O papel tinha meio metro de comprimento e largura. Nele, pinceladas de tinta formavam desenhos, com alguns textos. No topo, estavam escritas claramente três palavras: Técnica de Disfarce.
Técnica de Disfarce?! Tremi, lembrando do que acontecera antes: Long Yuanzi começou como uma velha, mas ao rasgar a membrana do rosto, virou um idoso.
Será que o papel de couro continha a técnica de disfarce dele? Meu coração pulsava forte, tomado por uma excitação súbita!
Guardei o papel de couro e saí do restaurante. Não fui para a escola, olhei o horário: eram cinco da tarde. Faltavam quatro horas para terminar as aulas. Decidi ir para casa primeiro, ver a técnica de disfarce.
Pensando nisso, apressei o passo para casa. Chegando, meus pais ainda discutiam, como sempre. Quando me viram, meu pai perguntou por que tinha voltado, e eu disse que pedi licença à professora. Ele não comentou.

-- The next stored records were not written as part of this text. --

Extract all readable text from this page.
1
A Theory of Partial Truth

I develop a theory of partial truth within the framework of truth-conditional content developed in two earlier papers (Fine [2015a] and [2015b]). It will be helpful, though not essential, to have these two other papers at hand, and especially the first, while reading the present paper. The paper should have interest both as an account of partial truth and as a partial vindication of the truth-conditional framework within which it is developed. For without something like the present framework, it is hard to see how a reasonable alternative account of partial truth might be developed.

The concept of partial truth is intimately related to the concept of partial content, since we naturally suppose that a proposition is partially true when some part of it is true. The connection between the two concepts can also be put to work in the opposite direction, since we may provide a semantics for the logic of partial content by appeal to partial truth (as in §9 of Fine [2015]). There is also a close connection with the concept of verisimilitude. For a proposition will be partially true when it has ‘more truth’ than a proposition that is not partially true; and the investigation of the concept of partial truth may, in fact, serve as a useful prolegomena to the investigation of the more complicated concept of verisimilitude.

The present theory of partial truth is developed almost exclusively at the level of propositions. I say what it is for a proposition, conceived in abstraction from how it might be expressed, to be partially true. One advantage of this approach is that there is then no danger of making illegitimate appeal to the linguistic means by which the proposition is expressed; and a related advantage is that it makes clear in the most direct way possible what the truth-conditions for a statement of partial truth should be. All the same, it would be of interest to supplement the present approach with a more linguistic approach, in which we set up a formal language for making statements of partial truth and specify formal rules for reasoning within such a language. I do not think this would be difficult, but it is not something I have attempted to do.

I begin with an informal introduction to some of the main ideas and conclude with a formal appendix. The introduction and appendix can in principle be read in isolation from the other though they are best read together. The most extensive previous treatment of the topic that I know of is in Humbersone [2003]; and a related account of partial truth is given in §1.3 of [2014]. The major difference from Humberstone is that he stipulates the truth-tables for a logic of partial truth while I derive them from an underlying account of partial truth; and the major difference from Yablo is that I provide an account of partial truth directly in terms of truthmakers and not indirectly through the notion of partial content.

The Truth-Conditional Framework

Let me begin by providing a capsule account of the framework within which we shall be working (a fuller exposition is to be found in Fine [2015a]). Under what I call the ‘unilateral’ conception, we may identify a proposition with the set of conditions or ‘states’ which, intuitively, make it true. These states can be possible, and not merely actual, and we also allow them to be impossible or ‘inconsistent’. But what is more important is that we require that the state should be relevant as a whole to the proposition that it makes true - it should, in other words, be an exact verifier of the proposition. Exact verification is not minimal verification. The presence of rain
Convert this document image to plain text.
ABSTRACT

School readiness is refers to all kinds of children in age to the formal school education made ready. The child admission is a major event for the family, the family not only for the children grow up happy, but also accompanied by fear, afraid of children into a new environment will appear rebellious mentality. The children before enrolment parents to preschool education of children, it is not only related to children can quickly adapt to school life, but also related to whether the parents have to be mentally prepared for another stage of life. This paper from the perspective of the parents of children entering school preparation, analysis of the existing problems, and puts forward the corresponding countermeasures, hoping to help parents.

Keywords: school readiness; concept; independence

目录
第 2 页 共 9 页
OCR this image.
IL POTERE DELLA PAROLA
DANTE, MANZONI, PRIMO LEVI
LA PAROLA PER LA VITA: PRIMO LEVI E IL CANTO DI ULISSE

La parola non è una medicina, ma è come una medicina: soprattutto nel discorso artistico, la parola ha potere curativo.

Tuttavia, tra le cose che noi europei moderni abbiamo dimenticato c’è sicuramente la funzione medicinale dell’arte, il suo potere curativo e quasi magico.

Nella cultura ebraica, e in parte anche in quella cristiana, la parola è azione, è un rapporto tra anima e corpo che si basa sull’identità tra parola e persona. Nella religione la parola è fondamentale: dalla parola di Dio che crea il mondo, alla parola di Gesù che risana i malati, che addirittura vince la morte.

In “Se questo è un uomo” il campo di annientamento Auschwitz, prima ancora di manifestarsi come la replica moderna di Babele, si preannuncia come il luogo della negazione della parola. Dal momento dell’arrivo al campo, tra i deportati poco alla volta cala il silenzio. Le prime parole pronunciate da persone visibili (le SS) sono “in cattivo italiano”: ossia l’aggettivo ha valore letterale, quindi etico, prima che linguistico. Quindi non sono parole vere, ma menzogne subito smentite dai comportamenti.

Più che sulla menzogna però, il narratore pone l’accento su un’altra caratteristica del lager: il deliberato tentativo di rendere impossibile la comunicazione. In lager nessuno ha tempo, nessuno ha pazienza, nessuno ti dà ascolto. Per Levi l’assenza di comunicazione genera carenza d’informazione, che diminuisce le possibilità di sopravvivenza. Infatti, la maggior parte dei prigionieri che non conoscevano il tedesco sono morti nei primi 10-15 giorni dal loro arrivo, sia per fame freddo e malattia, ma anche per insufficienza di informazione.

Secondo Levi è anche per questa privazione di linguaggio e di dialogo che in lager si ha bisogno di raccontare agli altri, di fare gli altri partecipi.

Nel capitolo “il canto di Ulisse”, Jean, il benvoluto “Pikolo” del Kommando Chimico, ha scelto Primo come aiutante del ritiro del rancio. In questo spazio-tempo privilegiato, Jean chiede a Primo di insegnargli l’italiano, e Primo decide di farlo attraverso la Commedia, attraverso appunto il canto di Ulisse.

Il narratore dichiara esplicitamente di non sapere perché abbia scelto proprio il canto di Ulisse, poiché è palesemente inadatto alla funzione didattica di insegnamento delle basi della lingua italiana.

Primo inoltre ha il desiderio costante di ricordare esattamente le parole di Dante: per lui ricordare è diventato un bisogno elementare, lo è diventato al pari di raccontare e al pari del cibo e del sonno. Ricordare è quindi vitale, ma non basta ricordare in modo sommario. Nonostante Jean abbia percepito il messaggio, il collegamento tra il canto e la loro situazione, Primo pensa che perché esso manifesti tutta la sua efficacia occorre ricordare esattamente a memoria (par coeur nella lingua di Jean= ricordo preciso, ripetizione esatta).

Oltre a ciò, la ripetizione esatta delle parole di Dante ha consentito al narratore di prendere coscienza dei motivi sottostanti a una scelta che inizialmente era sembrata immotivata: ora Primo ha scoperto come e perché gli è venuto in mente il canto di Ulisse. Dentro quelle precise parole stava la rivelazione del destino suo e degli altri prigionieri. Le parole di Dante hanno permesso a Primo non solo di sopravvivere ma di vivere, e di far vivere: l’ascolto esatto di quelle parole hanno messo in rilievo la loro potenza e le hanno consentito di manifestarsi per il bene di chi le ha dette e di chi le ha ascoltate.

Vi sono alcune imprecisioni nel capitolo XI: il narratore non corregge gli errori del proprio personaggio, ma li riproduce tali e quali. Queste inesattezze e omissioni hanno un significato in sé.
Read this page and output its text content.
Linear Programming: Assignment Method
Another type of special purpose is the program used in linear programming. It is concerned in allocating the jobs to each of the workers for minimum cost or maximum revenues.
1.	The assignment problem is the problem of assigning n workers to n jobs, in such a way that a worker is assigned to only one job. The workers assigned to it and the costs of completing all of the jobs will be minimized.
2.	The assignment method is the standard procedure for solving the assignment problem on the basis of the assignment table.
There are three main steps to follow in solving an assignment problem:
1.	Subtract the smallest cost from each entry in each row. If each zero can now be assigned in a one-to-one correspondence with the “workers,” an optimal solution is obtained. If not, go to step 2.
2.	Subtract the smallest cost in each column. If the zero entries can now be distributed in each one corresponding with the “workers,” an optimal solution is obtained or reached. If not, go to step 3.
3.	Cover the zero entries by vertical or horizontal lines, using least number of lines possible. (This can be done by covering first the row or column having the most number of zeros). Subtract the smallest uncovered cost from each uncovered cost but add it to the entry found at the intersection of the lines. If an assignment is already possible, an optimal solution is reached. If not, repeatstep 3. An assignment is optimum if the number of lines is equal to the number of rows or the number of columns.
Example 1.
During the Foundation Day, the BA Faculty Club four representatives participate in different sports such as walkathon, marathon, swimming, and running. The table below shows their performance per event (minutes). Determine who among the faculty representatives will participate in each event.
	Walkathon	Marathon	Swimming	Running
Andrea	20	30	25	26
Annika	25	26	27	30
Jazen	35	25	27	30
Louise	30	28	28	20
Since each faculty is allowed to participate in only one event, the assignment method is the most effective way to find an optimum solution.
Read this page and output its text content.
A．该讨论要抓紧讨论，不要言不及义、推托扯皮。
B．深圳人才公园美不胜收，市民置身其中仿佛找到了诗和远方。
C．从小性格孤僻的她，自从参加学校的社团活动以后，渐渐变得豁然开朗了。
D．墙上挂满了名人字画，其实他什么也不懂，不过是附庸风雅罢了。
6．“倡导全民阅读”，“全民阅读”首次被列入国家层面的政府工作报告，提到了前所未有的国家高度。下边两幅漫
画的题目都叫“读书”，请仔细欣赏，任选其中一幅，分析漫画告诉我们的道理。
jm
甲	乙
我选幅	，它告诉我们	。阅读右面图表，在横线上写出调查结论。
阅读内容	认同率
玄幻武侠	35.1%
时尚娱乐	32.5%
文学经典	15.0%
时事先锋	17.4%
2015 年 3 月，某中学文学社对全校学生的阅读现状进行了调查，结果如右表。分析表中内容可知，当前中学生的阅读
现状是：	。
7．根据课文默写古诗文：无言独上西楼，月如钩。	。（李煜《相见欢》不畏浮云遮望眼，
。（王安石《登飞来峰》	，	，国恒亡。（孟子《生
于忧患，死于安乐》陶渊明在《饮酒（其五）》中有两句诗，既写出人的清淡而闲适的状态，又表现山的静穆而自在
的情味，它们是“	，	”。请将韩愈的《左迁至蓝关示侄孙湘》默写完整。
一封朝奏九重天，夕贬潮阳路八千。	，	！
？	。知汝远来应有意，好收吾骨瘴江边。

Fui para meu quarto, ansioso, abri o papel de couro e comecei a examinar atentamente.
“Disfarce é mudança, aparência é rosto. A chamada técnica de disfarce é a arte de transformar o rosto de alguém. Diferente de outras técnicas, a minha é incomparável!” Meus olhos estavam arregalados, lendo cada ponto e vírgula com atenção. Só depois de ler essa primeira frase, sorri ironicamente. Incomparável? Que falta de modéstia...
Continuei lendo, sem pausa.
“Pegue uma chaleira de água quente, coloque numa bacia, junte um pouco de farinha. Deixe de molho por meia hora.”
Dei uma olhada rápida: essa técnica de disfarce se dividia em quatro etapas principais.